Trop indigeste, le lapin du gouvernement

Trop indigeste, le lapin du gouvernement
Trop indigeste, le lapin du gouvernement

Le désenchantement gronde dans les rangs des professionnels de santé marocains. Ceux qui avaient osé croire un instant aux promesses du gouvernement en sont réduits aujourd’hui à ravaler leur espoir et à aiguiser leur colère.

En juillet dernier, l’accord signé entre le ministre de la Santé et les syndicats représentatifs était présenté comme une lueur d’espoir. Mais comme nous le soulignions à l’époque dans ces chroniques, cet engagement, qui apparaissait comme une promesse salvatrice, n’était probablement qu’un exercice de communication politique bien rodé. Nous l’avons dit ici : derrière les sourires et les poignées de main, le gouvernement n’offrait aucune garantie tangible.

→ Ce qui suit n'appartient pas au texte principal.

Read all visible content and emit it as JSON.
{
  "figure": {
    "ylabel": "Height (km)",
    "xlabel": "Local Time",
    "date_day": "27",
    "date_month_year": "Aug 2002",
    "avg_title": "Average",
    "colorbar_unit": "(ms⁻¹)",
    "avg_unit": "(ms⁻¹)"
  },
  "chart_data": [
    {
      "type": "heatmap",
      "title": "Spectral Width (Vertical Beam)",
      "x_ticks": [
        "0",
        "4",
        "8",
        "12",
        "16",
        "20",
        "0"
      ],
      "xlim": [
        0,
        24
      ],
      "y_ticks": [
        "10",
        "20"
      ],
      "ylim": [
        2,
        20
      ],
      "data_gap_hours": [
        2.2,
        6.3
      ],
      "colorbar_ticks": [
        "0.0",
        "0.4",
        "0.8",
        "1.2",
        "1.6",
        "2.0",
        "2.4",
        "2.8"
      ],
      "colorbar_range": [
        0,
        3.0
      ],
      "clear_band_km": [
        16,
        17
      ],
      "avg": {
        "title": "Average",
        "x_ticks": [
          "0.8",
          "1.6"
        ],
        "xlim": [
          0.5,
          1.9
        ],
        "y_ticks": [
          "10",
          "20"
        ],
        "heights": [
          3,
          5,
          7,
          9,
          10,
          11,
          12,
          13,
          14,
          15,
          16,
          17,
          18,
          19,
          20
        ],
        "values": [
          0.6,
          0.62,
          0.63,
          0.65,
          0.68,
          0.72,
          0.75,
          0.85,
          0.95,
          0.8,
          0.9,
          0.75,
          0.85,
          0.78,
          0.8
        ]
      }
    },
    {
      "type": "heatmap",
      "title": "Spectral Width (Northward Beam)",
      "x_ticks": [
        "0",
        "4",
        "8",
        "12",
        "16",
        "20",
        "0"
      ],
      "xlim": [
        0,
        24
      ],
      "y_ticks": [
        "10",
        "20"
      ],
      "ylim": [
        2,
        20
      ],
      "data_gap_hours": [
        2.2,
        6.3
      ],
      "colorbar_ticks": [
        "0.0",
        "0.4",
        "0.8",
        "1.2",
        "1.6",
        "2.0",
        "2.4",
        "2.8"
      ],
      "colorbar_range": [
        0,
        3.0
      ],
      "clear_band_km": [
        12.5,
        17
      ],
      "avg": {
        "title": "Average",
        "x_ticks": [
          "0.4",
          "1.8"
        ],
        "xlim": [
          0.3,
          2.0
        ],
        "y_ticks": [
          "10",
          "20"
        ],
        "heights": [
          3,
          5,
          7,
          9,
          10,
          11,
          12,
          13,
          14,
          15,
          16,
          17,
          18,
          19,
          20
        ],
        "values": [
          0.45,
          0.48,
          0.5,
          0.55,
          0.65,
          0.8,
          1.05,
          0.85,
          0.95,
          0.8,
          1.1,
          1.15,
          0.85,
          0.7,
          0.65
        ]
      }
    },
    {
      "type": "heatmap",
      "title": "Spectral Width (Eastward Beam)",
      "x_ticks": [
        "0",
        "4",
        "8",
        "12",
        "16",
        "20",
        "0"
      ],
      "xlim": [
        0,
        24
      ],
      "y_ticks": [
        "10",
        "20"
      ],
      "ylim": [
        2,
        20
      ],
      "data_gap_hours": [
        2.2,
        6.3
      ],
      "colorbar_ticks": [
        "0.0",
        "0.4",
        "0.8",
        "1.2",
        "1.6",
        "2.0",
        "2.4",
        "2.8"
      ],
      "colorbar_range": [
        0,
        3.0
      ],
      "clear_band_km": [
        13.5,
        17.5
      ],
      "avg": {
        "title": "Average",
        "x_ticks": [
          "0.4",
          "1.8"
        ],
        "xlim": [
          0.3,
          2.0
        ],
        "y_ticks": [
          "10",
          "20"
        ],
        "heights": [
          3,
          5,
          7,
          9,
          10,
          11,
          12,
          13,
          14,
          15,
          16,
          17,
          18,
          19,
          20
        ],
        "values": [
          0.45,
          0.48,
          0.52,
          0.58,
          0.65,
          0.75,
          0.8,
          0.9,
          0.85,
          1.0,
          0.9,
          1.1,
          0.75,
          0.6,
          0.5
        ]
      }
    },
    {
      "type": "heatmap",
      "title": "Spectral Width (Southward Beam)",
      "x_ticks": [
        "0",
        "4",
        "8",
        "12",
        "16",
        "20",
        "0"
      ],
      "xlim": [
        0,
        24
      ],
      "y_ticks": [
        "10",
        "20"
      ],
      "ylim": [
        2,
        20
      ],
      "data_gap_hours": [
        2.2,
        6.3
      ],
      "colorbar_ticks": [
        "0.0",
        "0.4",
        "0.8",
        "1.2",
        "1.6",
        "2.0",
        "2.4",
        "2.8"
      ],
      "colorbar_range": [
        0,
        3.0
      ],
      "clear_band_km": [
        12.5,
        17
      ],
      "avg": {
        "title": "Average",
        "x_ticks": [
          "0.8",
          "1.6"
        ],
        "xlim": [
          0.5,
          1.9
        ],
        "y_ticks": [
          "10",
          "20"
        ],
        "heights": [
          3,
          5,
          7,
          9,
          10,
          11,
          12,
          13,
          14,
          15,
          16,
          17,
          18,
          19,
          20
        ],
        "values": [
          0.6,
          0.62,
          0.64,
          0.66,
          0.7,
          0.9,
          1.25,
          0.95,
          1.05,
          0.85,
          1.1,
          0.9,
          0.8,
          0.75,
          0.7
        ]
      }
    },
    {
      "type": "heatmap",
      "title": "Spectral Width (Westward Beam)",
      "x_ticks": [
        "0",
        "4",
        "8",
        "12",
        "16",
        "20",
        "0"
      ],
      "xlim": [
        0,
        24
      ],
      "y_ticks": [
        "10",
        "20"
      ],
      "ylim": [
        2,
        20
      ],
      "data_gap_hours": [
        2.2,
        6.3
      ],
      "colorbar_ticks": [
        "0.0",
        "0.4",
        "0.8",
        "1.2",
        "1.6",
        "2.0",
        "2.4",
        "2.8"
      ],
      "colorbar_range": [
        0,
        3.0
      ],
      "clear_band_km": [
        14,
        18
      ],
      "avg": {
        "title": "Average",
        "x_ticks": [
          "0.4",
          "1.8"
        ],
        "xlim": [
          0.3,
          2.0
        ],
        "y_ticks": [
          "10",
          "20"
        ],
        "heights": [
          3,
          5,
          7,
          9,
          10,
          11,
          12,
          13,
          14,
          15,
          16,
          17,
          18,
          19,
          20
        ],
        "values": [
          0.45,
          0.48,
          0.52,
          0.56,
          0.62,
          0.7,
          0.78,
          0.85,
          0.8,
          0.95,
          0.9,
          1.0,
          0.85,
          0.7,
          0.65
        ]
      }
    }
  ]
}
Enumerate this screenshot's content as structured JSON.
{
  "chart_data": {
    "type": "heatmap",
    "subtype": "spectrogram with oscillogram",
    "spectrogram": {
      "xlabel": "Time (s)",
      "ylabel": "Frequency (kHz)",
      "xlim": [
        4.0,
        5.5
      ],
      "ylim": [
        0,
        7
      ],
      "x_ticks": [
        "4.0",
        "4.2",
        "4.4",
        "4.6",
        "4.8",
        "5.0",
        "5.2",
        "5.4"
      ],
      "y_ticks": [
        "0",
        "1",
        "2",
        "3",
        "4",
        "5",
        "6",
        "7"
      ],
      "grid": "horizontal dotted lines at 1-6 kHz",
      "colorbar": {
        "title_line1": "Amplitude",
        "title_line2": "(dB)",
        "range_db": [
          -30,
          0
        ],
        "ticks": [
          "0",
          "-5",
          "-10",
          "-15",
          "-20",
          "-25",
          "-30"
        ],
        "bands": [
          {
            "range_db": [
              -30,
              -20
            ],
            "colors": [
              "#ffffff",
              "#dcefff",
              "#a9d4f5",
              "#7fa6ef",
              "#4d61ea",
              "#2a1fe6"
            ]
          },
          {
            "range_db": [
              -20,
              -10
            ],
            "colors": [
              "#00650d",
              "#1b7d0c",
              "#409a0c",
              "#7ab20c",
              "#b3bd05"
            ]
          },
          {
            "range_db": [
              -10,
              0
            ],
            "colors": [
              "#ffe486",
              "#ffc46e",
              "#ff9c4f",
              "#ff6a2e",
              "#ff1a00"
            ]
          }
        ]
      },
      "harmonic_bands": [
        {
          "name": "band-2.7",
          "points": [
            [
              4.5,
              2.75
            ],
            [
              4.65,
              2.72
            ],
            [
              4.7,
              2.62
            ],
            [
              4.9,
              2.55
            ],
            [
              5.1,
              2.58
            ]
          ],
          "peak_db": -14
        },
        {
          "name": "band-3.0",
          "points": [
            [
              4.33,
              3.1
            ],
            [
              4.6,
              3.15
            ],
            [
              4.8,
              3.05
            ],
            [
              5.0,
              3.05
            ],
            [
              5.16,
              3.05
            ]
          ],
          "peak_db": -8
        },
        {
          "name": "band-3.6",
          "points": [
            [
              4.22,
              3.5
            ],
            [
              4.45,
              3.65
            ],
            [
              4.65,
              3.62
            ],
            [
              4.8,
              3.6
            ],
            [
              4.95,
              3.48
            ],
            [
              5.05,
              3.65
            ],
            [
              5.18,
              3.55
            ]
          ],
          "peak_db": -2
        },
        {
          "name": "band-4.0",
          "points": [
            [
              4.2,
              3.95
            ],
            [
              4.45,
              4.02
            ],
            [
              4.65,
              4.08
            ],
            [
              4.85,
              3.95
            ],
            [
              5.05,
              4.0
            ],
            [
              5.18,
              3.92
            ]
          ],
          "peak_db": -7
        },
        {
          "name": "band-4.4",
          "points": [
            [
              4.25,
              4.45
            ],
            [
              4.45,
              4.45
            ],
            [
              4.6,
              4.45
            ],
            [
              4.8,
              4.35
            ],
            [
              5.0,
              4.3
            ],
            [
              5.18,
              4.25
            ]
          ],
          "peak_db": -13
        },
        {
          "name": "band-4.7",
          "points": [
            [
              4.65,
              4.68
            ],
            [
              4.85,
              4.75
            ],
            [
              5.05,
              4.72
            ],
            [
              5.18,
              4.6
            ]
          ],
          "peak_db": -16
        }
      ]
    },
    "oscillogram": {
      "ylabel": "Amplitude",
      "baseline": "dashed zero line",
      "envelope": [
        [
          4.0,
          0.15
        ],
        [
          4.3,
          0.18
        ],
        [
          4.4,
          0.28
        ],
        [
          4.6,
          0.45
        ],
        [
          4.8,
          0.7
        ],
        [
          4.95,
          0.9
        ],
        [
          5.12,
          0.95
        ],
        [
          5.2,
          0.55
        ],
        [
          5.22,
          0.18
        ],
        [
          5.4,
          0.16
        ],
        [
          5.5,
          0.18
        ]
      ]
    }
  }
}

Et voilà, quelques mois plus tard, nos craintes se confirment et la suite des événements semble malheureusement nous donner raison.

Alors que l’année se termine dans une ambiance lourde d’amertume, les professionnels de santé du secteur public, lassés des promesses non tenues, s’apprêtent à intensifier leur contestation. Leur constat est glaçant : la concrétisation de leurs revendications semble dépendre d’un caprice gouvernemental, dépourvu de tout cadre structuré de dialogue social. Les engagements pris en grande pompe sont gelés, sans explication, et la correspondance adressée au ministre de la Santé reste lettre morte. Le mépris est total, le silence assourdissant.

Face à cette situation, les syndicats n’entendent plus baisser la garde. Une coordination regroupant six organisations syndicales, représentant l’écrasante majorité des professionnels du secteur, a annoncé un plan de lutte conséquent dès début 2025, comprenant des grèves, des manifestations locales et régionales, ainsi que de nouvelles actions. Dans un communiqué, dont Libération a copie, la coordination syndicale dénonce les « atermoiements incompréhensibles » du ministre de la Santé et appelle à des actions de lutte sans précédent pour obtenir satisfaction. Dans leur communiqué, ces professionnels, qui incarnent la colonne vertébrale du système de santé, soulignent qu’ils ne demandent pas la charité. Ils demandent simplement au gouvernement de respecter les accords qu’il a lui-même signés.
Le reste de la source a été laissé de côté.